Mayor’s Affordable Housing Strike Force seeks developers for city land

Atlanta Mayor Andre Dickens’ office is still looking for the right person to lead the city’s new Affordable Housing Strike Force, the team he announced during his state address. of the city in April, but it is already preparing to solicit development proposals for the city. land owned, officials said Atlanta Civic Circle Thursday.

The multidisciplinary strike force — made up of heads of city agencies focused on everything from education to transportation to economic development — is now taking inventory of hundreds of acres of city-owned property to determine which sites suitable for building housing for low-income Atlantans. , said Amanda Rhein, member of the strike force, executive director of the Atlanta Land Trust.

Once the strike force assembles plots suitable for development, the city will send out requests for proposals, said Courtney English, senior adviser to Dickens.

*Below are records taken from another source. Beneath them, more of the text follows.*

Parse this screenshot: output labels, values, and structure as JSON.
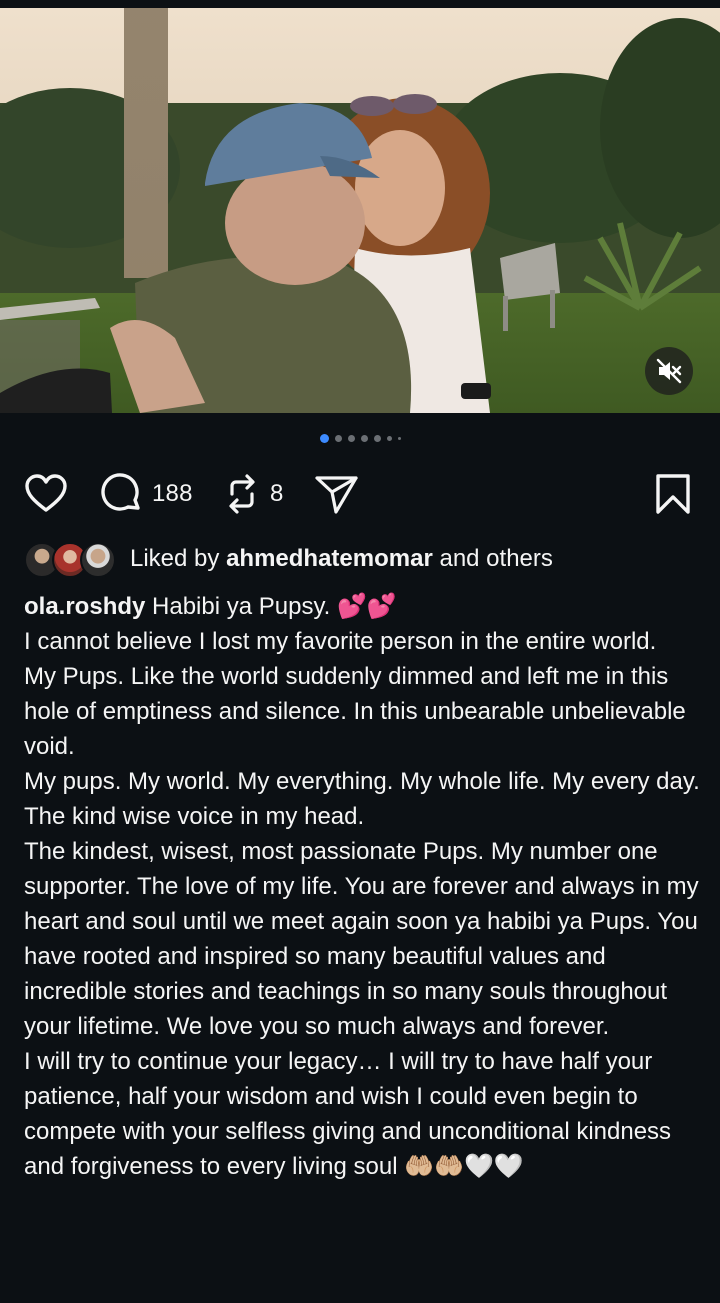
{
  "post": {
    "media_count": 7,
    "active_index": 0,
    "comment_count": "188",
    "repost_count": "8"
  },
  "liked": {
    "prefix": "Liked by",
    "user": "ahmedhatemomar",
    "suffix": "and others"
  },
  "caption": {
    "username": "ola.roshdy",
    "first_line": "Habibi ya Pupsy. 💕💕",
    "paragraphs": [
      "I cannot believe I lost my favorite person in the entire world.",
      "My Pups. Like the world suddenly dimmed and left me in this hole of emptiness and silence. In this unbearable unbelievable void.",
      "My pups. My world. My everything. My whole life. My every day. The kind wise voice in my head.",
      "The kindest, wisest, most passionate Pups. My number one supporter. The love of my life. You are forever and always in my heart and soul until we meet again soon ya habibi ya Pups. You have rooted and inspired so many beautiful values and incredible stories and teachings in so many souls throughout your lifetime. We love you so much always and forever.",
      "I will try to continue your legacy… I will try to have half your patience, half your wisdom and wish I could even begin to compete with your selfless giving and unconditional kindness and forgiveness to every living soul 🤲🏼🤲🏼🤍🤍"
    ]
  },
  "icons": {
    "like": "heart-outline-icon",
    "comment": "comment-bubble-icon",
    "repost": "repost-arrows-icon",
    "share": "paper-plane-icon",
    "save": "bookmark-icon",
    "mute": "speaker-muted-icon"
  },
  "colors": {
    "background": "#0c1014",
    "text": "#f5f5f5",
    "active_dot": "#3d8bff"
  }
}
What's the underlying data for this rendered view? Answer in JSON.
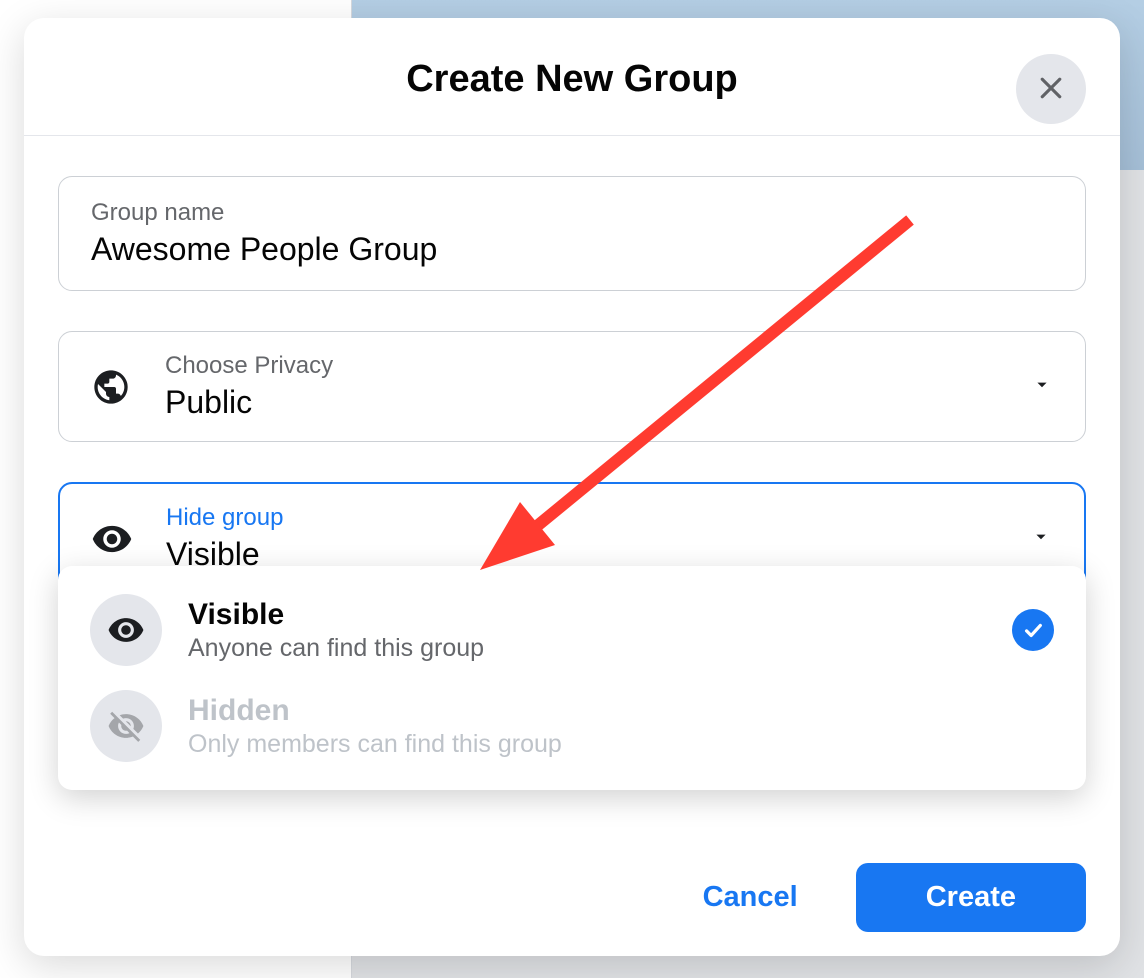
{
  "modal": {
    "title": "Create New Group",
    "group_name": {
      "label": "Group name",
      "value": "Awesome People Group"
    },
    "privacy": {
      "label": "Choose Privacy",
      "value": "Public"
    },
    "visibility": {
      "label": "Hide group",
      "value": "Visible"
    },
    "dropdown": {
      "options": [
        {
          "title": "Visible",
          "desc": "Anyone can find this group",
          "selected": true,
          "enabled": true
        },
        {
          "title": "Hidden",
          "desc": "Only members can find this group",
          "selected": false,
          "enabled": false
        }
      ]
    },
    "footer": {
      "cancel": "Cancel",
      "create": "Create"
    }
  }
}
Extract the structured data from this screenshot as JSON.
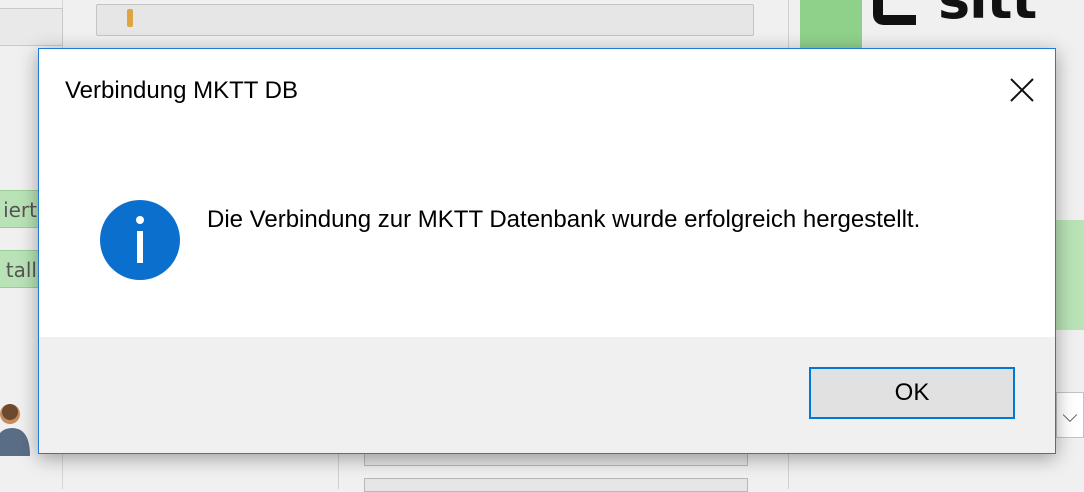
{
  "background": {
    "logo_fragment": "sitt",
    "chip_1_text": "iert",
    "chip_2_text": "tall",
    "dropdown_glyph": "⌵"
  },
  "dialog": {
    "title": "Verbindung MKTT DB",
    "close_icon": "close-icon",
    "info_icon": "info-icon",
    "message": "Die Verbindung zur MKTT Datenbank wurde erfolgreich hergestellt.",
    "ok_label": "OK"
  },
  "colors": {
    "accent_border": "#0078d7",
    "info_circle": "#0b6fce",
    "footer_bg": "#f0f0f0",
    "background_green": "#b9e3b6"
  }
}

English and the city’s chief operating officer, Lisa Gordon, are acting chiefs of the strike force, while the city conducts a nationwide search for a “highly skilled property manager” to serve as its lead, a he declared.

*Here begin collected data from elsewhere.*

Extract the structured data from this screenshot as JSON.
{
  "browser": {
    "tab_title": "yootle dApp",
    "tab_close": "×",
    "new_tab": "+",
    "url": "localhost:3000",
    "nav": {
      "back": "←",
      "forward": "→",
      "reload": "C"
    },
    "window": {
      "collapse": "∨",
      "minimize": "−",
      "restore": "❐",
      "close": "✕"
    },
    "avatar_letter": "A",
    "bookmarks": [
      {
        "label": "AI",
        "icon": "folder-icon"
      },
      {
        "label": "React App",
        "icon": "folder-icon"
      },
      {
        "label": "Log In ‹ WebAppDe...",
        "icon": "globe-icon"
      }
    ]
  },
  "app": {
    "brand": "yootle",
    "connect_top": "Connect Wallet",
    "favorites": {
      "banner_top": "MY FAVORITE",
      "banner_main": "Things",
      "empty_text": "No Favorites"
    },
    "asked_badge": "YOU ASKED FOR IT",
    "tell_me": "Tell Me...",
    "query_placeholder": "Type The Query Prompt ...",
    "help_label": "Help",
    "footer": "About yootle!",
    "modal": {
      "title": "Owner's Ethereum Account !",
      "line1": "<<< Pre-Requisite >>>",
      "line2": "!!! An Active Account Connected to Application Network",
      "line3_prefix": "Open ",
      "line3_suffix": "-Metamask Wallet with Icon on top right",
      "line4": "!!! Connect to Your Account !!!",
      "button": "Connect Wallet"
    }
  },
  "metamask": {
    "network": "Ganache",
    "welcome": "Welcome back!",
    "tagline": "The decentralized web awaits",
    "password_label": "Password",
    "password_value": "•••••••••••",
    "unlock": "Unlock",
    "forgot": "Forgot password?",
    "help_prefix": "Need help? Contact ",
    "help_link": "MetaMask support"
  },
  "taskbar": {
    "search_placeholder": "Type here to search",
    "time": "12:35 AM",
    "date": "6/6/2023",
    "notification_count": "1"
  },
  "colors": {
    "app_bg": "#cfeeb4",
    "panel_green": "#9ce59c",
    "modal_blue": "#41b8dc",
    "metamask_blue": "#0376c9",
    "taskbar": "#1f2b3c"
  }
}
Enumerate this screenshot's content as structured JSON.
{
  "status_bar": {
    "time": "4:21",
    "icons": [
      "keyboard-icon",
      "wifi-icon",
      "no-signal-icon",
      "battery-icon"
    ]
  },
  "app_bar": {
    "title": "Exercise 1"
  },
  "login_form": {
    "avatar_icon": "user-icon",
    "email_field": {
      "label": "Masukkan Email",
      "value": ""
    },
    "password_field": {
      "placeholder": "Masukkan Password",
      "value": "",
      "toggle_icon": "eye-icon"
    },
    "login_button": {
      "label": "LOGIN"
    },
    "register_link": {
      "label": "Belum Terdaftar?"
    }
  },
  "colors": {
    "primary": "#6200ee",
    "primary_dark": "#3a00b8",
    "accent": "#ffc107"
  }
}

The inclusion of leaders from agencies such as MARTA and Atlanta Public Schools (APS) is unique, Rhein said in an interview, and allows the team to better assess and effectively develop all suitable urban lands, beyond Atlanta Housing properties. That adds coordination challenges, she added, but it’s “theoretically a more impactful approach.”

“An important aspect of the group is figuring out how these agencies can all work together, when they have nearby landholdings, to essentially create a master plan for redevelopment of those properties,” Rhein said. “It’s not an easy task, as each public agency has different policies, procedures, procurement requirements and goals regarding the use of their land.”

That’s the goal, English said — to coordinate all these different agencies under one umbrella.

For example, the APS, represented on the strike force by Superintendent Lisa Herring, can outline the educational needs of a certain community as the team develops a development plan for the property therein.

Likewise, MARTA, whose acting CEO, Collie Greenwood, is a member of the strike force, can offer context on nearby transit options, as well as transportation needs. The transit agency can also keep the strike force informed of its own transit-oriented housing developments, which require Federal Transportation Administration approval, MARTA Chief of Staff Melissa Mullinax said. .

The same goes for agencies like Atlanta Beltline, Atlanta Land Trust, Invest Atlanta, Atlanta Housing (AH), and Metro Atlanta Land Bank.

Rhein said the strike force is still determining whether the city will retain ownership of the land or sell it to real estate developers, contingent on them providing affordable housing.

If the city privatizes the project by selling the land, she said, one possibility that the city could retain some control would be to impose deed restrictions on the land “to ensure that our goals of public policy are achieved”.

Still, it’s unclear when Dickens will appoint a full-time strike force chief.

The mayor said in a text to Atlanta Civic Circle that, with English and Gordon acting as interim team leaders, “work is still in progress, and strike force meetings and subsequent conversations continue as if the permanent leader were in place.”